It turns out the snowplowing business is a tad more sophisticated than my vision of it as mainly involving a blade attached to the front of somebody's aging pickup.
That's the way Steve Bartz started out, all right, but in the decade since he founded Twin City Outdoor Services (TCOS), the Plymouth company has soared far beyond that image.
Today, it's a business that focuses on the largest corporate and commercial clients and offers everything from weather-forecasting services to eco-friendly de-icing products to nearly a million bucks' worth of snow-melting equipment that resolves the question of where to pile all that white stuff.
Not to mention extensive "snow management plans" created with the help of 120 years of weather data crunched by Bartz, a self-taught weather enthusiast.
The result is a client list that includes the corporate campuses of Target, Best Buy, Medtronic and Valspar and the high-end retail sites developed by the likes of Opus Northwest Management, Ryan Companies and Told Development.
And the payoff: Revenue has grown at a compound rate of 20 percent in the past five years, reaching $7.98 million in fiscal 2009, which ended June 30.
Bartz, 40, didn't do it alone.

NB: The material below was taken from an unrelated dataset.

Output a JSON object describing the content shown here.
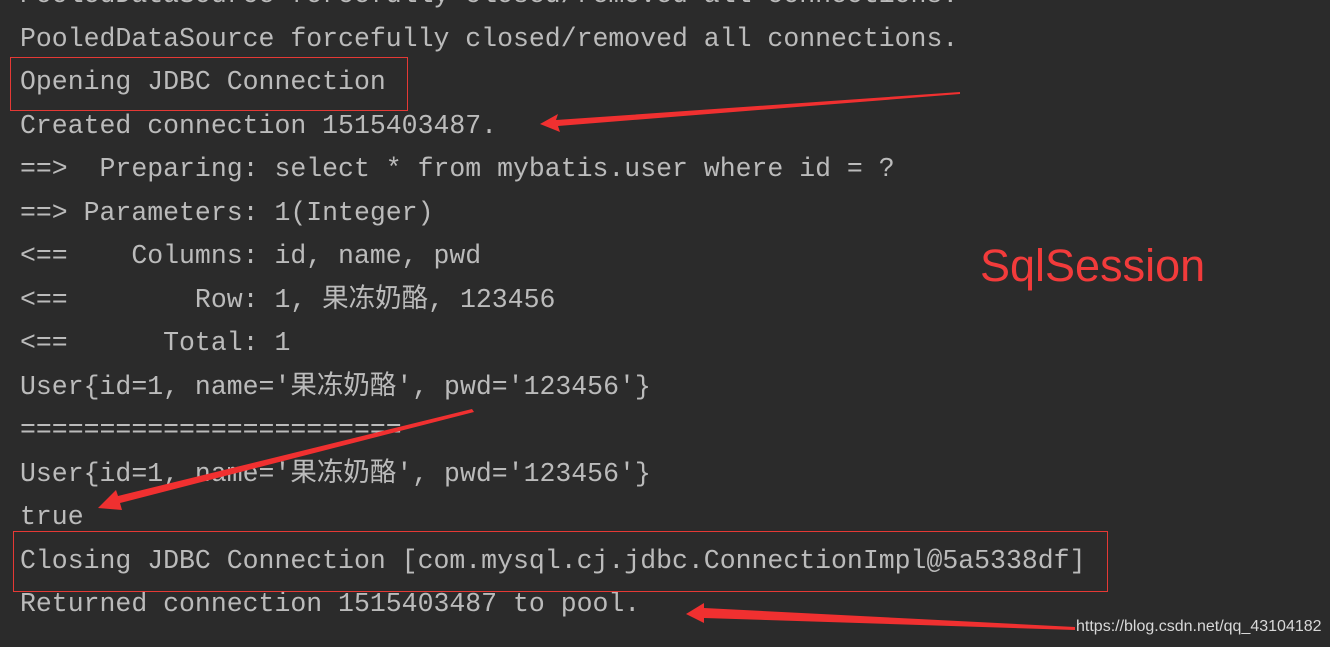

In 2001, hunting buddy Rich Byrne left a stable, well-paying job as a Jostens Inc. sales manager to sign on as TCOS' sales and marketing vice president and minority partner to help Bartz persuade high-end client prospects to hire the upstart company.
There are several reasons for the focus on high-end clients, Bartz said: Not only are they more stable during economic ups and downs, but "they tend to have a zero tolerance for snow, whereas a smaller client might have a 2-inch trigger for plowing." Translation: more work for the crews, more revenue for the company.